Yeah, maybe. I don't see this as terribly useful, but it probably can't
hurt. Well, I guess it could... it might break a -Werror build, even
when you don't care to 'fix' the code (cuz, really, there's nothing
actually wrong with it).
> -Wwrite-strings: warning about writing on string constants.
I considered this one, but unfortunately there are many functions (in
glib, even, I believe) that take (char *) that really should take (const
char *) where it doesn't actually modify the value and it's common to
pass a string literal. It *would* be really great to use this, but it
would cause too many spurious warnings. Doing ugly things like
foot((char *)"bar"); to suppress the warning is just lame.

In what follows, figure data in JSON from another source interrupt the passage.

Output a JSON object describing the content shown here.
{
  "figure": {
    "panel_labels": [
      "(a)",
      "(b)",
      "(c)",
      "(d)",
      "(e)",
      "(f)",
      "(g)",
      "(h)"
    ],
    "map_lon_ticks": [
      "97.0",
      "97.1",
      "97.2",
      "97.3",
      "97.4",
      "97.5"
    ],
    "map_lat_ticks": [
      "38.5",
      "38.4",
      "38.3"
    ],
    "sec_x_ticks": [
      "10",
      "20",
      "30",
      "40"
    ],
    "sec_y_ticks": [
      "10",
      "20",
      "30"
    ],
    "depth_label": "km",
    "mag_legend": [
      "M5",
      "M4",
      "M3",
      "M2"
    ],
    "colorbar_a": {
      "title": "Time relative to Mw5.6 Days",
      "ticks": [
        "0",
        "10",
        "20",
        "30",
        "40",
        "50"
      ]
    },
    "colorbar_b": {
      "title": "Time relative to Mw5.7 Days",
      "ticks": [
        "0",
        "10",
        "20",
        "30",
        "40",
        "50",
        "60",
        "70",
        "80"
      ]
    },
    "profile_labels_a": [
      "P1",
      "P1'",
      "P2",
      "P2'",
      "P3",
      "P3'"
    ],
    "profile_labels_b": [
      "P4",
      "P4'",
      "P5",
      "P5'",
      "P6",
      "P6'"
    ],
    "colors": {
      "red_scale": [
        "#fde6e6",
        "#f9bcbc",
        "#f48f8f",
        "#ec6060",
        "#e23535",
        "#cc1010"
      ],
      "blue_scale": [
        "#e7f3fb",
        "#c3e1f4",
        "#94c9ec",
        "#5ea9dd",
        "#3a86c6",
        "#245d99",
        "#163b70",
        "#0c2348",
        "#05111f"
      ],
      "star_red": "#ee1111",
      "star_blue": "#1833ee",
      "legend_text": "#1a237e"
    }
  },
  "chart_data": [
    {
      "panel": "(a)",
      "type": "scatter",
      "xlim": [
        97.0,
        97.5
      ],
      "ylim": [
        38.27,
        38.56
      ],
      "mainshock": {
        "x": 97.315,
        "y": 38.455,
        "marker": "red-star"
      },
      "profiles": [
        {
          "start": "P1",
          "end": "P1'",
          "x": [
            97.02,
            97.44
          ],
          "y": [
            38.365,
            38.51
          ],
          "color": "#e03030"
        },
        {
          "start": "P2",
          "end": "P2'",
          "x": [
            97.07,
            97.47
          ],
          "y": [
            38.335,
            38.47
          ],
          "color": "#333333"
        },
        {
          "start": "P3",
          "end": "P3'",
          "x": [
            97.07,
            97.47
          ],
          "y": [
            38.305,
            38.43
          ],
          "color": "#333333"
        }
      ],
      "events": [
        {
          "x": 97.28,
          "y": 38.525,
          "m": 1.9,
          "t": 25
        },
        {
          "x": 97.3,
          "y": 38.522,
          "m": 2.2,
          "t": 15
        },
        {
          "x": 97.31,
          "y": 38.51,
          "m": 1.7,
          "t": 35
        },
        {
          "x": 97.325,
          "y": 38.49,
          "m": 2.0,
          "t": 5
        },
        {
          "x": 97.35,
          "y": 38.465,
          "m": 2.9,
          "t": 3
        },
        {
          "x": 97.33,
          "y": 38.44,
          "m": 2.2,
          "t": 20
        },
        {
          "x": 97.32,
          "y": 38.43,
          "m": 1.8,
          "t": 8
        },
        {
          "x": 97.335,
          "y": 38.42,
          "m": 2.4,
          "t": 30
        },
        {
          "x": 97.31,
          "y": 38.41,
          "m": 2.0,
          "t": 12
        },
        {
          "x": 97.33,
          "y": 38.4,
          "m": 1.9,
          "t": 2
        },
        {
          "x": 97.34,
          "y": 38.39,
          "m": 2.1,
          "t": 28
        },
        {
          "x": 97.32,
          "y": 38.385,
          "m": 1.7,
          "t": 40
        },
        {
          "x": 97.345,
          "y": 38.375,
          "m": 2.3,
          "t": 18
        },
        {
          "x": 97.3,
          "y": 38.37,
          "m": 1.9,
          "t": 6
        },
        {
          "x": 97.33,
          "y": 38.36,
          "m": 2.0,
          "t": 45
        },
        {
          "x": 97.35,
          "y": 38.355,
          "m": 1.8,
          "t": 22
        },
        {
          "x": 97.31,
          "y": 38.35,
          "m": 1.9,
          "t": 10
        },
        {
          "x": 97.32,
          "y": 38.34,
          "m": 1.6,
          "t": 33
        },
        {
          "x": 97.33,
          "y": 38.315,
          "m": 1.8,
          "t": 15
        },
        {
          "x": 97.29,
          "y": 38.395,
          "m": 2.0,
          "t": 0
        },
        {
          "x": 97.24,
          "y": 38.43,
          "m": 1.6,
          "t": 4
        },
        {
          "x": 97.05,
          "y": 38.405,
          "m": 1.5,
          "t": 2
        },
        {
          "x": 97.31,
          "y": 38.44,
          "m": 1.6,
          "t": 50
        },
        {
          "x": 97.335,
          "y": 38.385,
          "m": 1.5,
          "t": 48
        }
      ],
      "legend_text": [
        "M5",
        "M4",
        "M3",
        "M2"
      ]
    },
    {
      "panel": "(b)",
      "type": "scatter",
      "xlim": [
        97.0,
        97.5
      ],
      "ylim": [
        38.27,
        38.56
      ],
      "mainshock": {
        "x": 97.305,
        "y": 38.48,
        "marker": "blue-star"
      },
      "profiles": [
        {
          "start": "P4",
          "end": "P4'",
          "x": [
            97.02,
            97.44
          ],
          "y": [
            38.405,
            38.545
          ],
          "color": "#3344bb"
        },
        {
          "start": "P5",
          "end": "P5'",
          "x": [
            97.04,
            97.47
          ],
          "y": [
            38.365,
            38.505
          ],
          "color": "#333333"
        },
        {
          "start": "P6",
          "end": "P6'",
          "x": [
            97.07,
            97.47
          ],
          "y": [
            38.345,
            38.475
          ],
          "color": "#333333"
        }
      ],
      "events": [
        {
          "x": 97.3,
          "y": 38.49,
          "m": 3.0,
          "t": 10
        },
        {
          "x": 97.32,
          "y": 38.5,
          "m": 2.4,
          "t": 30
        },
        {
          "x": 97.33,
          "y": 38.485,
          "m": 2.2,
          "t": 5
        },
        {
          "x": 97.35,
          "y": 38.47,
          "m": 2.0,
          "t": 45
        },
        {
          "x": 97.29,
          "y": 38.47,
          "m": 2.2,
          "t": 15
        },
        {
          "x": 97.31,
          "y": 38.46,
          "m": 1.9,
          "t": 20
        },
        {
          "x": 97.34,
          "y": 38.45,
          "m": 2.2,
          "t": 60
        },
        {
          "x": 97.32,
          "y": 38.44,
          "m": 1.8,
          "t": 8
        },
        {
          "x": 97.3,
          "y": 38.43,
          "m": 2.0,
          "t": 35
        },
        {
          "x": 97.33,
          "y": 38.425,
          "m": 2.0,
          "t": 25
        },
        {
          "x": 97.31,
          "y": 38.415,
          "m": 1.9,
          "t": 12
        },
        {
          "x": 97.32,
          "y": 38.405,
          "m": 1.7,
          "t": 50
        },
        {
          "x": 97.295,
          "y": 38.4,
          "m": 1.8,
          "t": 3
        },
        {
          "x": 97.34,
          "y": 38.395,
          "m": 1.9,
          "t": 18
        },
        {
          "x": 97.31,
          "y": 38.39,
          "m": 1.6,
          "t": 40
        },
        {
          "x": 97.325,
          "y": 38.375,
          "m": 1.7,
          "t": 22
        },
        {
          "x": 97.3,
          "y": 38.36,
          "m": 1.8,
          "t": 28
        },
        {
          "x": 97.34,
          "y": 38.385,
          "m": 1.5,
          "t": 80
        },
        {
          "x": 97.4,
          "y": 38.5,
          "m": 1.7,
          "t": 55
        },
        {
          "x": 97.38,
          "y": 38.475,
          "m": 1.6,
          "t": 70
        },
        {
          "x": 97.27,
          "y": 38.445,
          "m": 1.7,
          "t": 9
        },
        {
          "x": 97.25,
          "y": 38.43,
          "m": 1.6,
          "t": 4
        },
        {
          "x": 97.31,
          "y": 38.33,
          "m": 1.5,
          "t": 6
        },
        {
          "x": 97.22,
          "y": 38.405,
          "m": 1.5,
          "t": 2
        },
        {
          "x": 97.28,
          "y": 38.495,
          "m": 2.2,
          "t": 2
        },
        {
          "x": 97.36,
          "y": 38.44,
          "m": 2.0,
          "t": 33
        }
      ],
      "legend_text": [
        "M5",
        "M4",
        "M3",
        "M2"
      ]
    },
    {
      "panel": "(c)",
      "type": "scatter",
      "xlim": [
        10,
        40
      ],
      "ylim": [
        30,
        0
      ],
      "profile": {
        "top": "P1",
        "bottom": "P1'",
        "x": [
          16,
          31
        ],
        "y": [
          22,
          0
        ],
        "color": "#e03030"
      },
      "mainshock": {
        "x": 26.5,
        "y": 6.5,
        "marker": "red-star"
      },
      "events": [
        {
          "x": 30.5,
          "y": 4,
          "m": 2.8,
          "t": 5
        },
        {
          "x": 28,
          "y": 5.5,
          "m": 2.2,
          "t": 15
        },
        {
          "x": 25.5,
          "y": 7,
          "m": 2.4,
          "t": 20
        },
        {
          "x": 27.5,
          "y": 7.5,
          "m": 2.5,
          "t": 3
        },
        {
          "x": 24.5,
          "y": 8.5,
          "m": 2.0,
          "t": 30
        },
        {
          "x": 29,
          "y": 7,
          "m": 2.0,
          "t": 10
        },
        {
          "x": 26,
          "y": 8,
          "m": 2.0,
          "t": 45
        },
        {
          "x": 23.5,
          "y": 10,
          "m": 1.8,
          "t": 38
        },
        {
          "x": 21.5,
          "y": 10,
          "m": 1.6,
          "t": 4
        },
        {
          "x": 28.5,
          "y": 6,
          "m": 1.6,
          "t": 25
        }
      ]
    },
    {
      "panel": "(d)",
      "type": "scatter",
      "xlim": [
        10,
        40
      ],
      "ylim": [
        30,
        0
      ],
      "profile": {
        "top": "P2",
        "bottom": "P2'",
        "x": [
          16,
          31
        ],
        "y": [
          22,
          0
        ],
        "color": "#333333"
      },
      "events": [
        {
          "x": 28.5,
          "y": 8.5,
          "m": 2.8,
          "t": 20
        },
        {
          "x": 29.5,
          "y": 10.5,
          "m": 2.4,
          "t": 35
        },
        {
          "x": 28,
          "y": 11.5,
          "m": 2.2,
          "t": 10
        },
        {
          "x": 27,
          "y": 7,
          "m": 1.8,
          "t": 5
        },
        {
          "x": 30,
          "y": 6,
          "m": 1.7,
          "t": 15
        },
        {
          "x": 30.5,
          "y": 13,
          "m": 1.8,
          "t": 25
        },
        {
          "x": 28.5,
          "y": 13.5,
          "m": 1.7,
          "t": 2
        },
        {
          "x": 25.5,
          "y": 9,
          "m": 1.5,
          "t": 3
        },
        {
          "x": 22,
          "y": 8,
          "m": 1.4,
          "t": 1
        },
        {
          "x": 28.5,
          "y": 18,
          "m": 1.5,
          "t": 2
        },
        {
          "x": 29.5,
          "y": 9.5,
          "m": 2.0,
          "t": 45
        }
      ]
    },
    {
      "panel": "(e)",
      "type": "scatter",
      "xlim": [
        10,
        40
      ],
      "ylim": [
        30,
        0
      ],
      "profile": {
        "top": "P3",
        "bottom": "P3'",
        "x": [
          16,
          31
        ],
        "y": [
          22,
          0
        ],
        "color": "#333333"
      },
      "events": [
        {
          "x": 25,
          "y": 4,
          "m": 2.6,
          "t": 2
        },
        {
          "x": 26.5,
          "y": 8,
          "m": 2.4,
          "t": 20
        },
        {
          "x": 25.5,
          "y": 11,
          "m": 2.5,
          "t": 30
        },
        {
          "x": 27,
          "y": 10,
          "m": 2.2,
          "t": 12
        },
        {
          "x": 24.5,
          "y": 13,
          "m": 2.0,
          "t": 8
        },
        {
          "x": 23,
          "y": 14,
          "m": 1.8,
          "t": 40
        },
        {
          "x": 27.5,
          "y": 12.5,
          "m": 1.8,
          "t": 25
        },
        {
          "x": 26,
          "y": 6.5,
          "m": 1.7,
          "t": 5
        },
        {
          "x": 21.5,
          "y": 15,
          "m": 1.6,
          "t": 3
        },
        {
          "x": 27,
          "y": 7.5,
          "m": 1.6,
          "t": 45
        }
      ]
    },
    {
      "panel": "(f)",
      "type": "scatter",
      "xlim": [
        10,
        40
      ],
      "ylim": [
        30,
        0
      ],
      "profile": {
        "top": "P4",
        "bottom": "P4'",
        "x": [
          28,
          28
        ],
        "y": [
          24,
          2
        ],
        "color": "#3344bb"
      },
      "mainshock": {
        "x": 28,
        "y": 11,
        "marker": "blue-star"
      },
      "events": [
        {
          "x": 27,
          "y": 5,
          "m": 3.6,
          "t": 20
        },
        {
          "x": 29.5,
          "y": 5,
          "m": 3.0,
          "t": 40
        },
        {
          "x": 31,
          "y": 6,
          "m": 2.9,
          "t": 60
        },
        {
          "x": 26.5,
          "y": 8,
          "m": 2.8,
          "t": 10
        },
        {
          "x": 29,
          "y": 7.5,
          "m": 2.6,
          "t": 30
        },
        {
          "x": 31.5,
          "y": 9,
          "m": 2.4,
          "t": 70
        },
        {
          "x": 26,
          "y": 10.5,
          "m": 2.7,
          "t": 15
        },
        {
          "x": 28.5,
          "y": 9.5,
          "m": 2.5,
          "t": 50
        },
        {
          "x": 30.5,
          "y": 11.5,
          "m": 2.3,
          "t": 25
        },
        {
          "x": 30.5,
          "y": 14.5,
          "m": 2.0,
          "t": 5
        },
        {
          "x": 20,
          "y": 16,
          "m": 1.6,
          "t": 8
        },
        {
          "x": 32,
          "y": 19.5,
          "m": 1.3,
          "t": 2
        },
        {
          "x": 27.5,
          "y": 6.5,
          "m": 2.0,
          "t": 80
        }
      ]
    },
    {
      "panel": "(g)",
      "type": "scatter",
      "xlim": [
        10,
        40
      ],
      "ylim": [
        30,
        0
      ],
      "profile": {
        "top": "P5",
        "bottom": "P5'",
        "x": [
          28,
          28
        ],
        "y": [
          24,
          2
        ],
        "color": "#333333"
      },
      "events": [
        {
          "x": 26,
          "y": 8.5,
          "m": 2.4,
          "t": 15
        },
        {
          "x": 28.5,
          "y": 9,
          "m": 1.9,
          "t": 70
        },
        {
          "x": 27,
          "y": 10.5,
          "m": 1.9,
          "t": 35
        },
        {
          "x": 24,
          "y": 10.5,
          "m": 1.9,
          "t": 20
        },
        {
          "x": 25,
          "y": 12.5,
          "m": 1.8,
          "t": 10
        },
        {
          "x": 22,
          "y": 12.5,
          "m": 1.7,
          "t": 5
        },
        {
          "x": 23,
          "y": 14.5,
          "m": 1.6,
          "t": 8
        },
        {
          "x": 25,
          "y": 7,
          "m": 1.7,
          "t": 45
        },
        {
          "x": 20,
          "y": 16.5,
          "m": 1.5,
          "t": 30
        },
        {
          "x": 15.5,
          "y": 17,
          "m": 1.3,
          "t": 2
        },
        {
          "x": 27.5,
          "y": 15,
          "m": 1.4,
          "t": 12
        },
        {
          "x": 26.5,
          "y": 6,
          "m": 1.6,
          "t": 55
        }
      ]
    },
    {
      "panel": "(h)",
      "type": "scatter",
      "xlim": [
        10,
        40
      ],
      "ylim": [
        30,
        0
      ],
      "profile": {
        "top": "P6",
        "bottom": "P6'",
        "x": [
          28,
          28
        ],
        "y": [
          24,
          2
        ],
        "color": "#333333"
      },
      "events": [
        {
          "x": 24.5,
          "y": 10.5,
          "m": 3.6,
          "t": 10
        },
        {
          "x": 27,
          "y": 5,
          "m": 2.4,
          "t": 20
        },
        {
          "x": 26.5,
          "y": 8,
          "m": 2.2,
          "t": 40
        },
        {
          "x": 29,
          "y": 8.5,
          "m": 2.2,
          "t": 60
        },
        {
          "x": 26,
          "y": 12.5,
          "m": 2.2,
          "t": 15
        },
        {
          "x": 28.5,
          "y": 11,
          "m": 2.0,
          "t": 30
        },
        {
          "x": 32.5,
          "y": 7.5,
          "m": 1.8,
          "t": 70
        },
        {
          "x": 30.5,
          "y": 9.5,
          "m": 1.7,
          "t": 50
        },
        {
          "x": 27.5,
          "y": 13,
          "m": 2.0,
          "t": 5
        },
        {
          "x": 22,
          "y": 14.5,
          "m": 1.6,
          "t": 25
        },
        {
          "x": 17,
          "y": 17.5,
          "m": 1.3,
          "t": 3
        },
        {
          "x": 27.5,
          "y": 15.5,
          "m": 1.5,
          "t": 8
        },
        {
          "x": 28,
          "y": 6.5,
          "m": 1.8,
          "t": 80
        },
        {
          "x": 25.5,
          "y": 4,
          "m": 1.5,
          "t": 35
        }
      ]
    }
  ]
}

> -Wunreachable-code: gcc will emit a warning if it thinks that the code
> will never be executed because of a condition that will never be
> satisfied, sometimes it produces wrong warnings and one can discard them
> safely after examining the code, but sometimes yes it tells you about a
> code that will really never be executed (unless the CPU logical unit is
> broken :) ).
Nope, this is a bad idea. Macros like g_return_if_reached() and
g_assert_if_reached() could trigger this.
> -Winline, if a function cannot be inlined, but well we never use inline
> functions in Xfce.
Well, some of us do... I considered this one, but it's too variable and
unknown as to whether or not a function will inline properly, and if you
get this warning, it may not be remotely clear how to "fix" it (aside
from just removing the 'inline' keyword). Having said that, gcc usually
does a much better job of deciding when to inline a function than people
do, so often it's better to just not use the 'inline' keyword.
These are nice in theory, but remember that --enable-debug=full also
adds -Werror to the list; personally I will never (unless I forget)
check in code that doesn't compile with -Werror (on my machine at
least). Adding in extra -W options is nice when they provide a clear
benefit and aren't likely to throw spurious warnings, but when it's not
really clear why code might cause a warning (like for
-Wdisabled-optimization and -Winline), or when existing code can't help
but cause the warnings (like -Wunreachable-code or -Wwrite-strings),
they become a lot less useful.
Thanks for looking into these, though... if there are others that look
useful but low-risk, I'd certainly consider putting them in.